The government appears to have abandoned its goal of training 500 million people in new skills by 2022.

Speaking to the media in New Delhi on Tuesday, skill development ministry officials also refused to spell out a new number that the Union government and its 22 departments and ministries will chase, business daily Mint reported.

"We don't want to chase any number. Whether it is 150 million by the National Skill Development Corporation (NSDC) and 350 million by ministries—we are delinking it, not attaching any number," Mint said, quoting Director-General of Training and a joint secretary in the skills ministry Rajesh Aggarwal.

Skills Development Minister Rajiv Pratap Rudy said that any training target would be more "demand driven than supply driven".

Rudy said the government is focusing on "improving the quality" of skill training in India. "It is a path that needs to be tread carefully as it involves the future of our youth," the Mint report quoted Rudy as saying.

Though the ministry did not give a reason for shifting focus and delinking numbers from the skills mission, over the years, skill training targets have been missed, Mint noted in its report.

Rudy said that the ministry is now keeping a close eye on private skill training providers working on a franchise model and strengthening the Industrial Training Institutes (ITIs) to supply efficient workers to industries.
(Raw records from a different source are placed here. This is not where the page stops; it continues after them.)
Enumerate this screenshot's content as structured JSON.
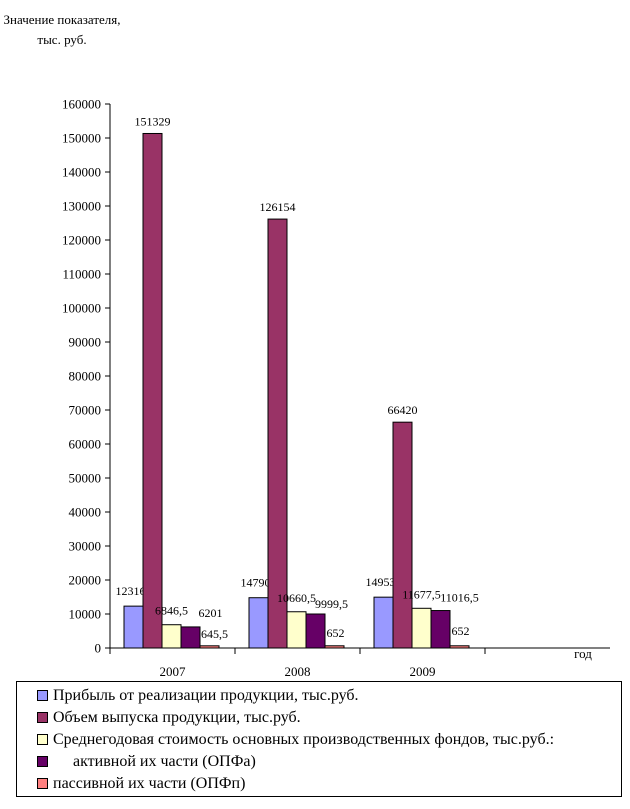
{
  "chart_data": {
    "type": "bar",
    "ylabel": "Значение показателя, тыс. руб.",
    "xlabel": "год",
    "categories": [
      "2007",
      "2008",
      "2009"
    ],
    "ylim": [
      0,
      160000
    ],
    "yticks": [
      "0",
      "10000",
      "20000",
      "30000",
      "40000",
      "50000",
      "60000",
      "70000",
      "80000",
      "90000",
      "100000",
      "110000",
      "120000",
      "130000",
      "140000",
      "150000",
      "160000"
    ],
    "grid": false,
    "legend_position": "bottom",
    "series": [
      {
        "name": "Прибыль от реализации продукции, тыс.руб.",
        "color": "#9999FF",
        "values": [
          12316,
          14790,
          14953
        ],
        "labels": [
          "12316",
          "14790",
          "14953"
        ]
      },
      {
        "name": "Объем выпуска продукции, тыс.руб.",
        "color": "#993366",
        "values": [
          151329,
          126154,
          66420
        ],
        "labels": [
          "151329",
          "126154",
          "66420"
        ]
      },
      {
        "name": "Среднегодовая стоимость основных производственных фондов, тыс.руб.:",
        "color": "#FFFFCC",
        "values": [
          6846.5,
          10660.5,
          11677.5
        ],
        "labels": [
          "6846,5",
          "10660,5",
          "11677,5"
        ]
      },
      {
        "name": "     активной их части (ОПФа)",
        "color": "#660066",
        "values": [
          6201,
          9999.5,
          11016.5
        ],
        "labels": [
          "6201",
          "9999,5",
          "11016,5"
        ]
      },
      {
        "name": "пассивной их части (ОПФп)",
        "color": "#FF8080",
        "values": [
          645.5,
          652,
          652
        ],
        "labels": [
          "645,5",
          "652",
          "652"
        ]
      }
    ]
  }
}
He affirmed said his ministry is not focusing on giving jobs but imparting training to make people employable. But he would not give numbers on how many of the 11.7 million trained in the past two years are holding jobs currently.

The 500 million number formed the premise on which the Union government set up different bodies such as NSDC, National Skill Development Agency, Skill Development Fund, and made a concerted move to make the skill development sector for-profit in India as against the not-for profit nature of the education sector.

Between 2011 and 2015, the Union government missed its skills training target in three out of four years, barring 2013-14.

In 2014-15, the first year of the National Democratic Alliance government, all the departments, including NSDC, trained around 7.5 million people against a target of 10.5 million, as per official data.

In the next two years — 2015-16 and 2016-17 — they trained 11.7 million people.

The government had claimed that as of March this year, it had trained about 2 million youth under the flagship Skill India programme. According to the Hindustan Times, data from the scheme's nodal body, the National Skill Development Corporation (NSDC), showed just 34 institutes – 0.2 percent of the total – trained almost 40 percent candidates under the first phase of the Pradhan Mantri Kaushal Vikas Yojana( PMKVY).

Besides, NSDC was given a corpus to hand out soft loans to training providers to achieve certain training targets.

Mint had reported last month that some of NSDC's initial loans have turned non-performing assets.